C. B. van Niel famous quotes

Last updated: Jul 22, 2024

  • A people of scholars, if they are physically degenerate, weak-willed and cowardly pacifists, will not storm the heavens, indeed, they will not be able to safeguard their existence on this earth.

  • Our national policies will not be revoked or modified, even for scientists. If the dismissal of Jewish scientists means the annihilation of contemporary German science, then we shall do without science for a few years.

  • I want to work with intelligent people and look for scripts that I think are intelligent and surprising.

  • All propaganda has to be popular and has to accommodate itself to the comprehension of the least intelligent of those whom it seeks to reach.

  • It will be my earnest aim that The New York Times give the news, all the news, in concise and attractive form, in language that is permissible in good society, and give it as early if not earlier, than it can be learned through any other reliable medium; to give the news impartially, without fear or favor, regardless of party, sect, or interest involved; to make of the columns of The New York Times a forum for the consideration of all questions of public importance, and to that end to invite intelligent discussion from all shades of opinion.
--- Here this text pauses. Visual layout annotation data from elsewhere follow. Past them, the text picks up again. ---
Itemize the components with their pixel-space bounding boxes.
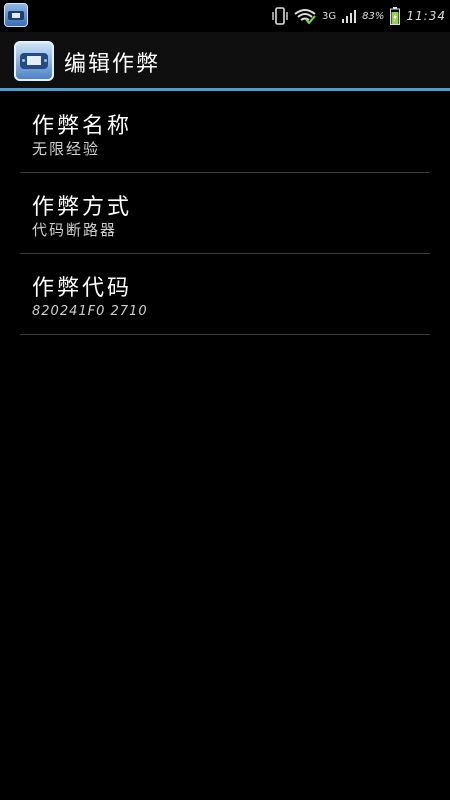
gba-emulator-logo-icon[interactable] (14, 41, 54, 81)
status-indicators: 3G 83% 11:34 (272, 0, 446, 32)
pref-summary: 代码断路器 (32, 221, 118, 239)
status-bar: 3G 83% 11:34 (0, 0, 450, 32)
pref-cheat-type[interactable]: 作弊方式 代码断路器 (20, 173, 430, 254)
page-title: 编辑作弊 (64, 52, 161, 77)
cheat-preference-list: 作弊名称 无限经验 作弊方式 代码断路器 作弊代码 820241F0 2710 (20, 92, 430, 335)
action-bar-divider (0, 88, 450, 91)
wifi-icon (294, 8, 316, 24)
pref-summary: 无限经验 (32, 140, 101, 158)
pref-title: 作弊代码 (32, 276, 133, 301)
network-type: 3G (322, 10, 337, 22)
battery-charging-icon (390, 7, 401, 25)
vibrate-icon (272, 7, 288, 25)
emulator-app-icon (4, 3, 28, 27)
pref-summary: 820241F0 2710 (32, 304, 148, 319)
action-bar: 编辑作弊 (0, 32, 450, 88)
battery-percent: 83% (362, 10, 385, 22)
pref-cheat-code[interactable]: 作弊代码 820241F0 2710 (20, 254, 430, 335)
pref-title: 作弊名称 (32, 114, 133, 139)
clock: 11:34 (406, 9, 446, 23)
signal-icon (342, 9, 357, 23)
pref-cheat-name[interactable]: 作弊名称 无限经验 (20, 92, 430, 173)
pref-title: 作弊方式 (32, 195, 133, 220)
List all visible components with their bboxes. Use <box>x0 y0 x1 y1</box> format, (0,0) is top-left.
  • Religions are so subtle, so complicated, so intelligent in many ways that they're not fit to be abandoned to the religious alone; they're for all of us.

  • Gaffe-focused journalism: revenge of intelligent people who know true evils are out there but lack the access/time to get to them.

  • Congenial labor is essence of happiness.

  • The essence of man is not what he is, but in what he is able to be.

  • The field is a halfway house, halfway between the detail of those intimately known places and the ignorance of a landscape view ... The essence of a field is that the cultural accommodates the natural there. The human being makes room for and makes use of those organisms that are not him. In that way the field is a poem to symbiosis, and a human contract with the natural.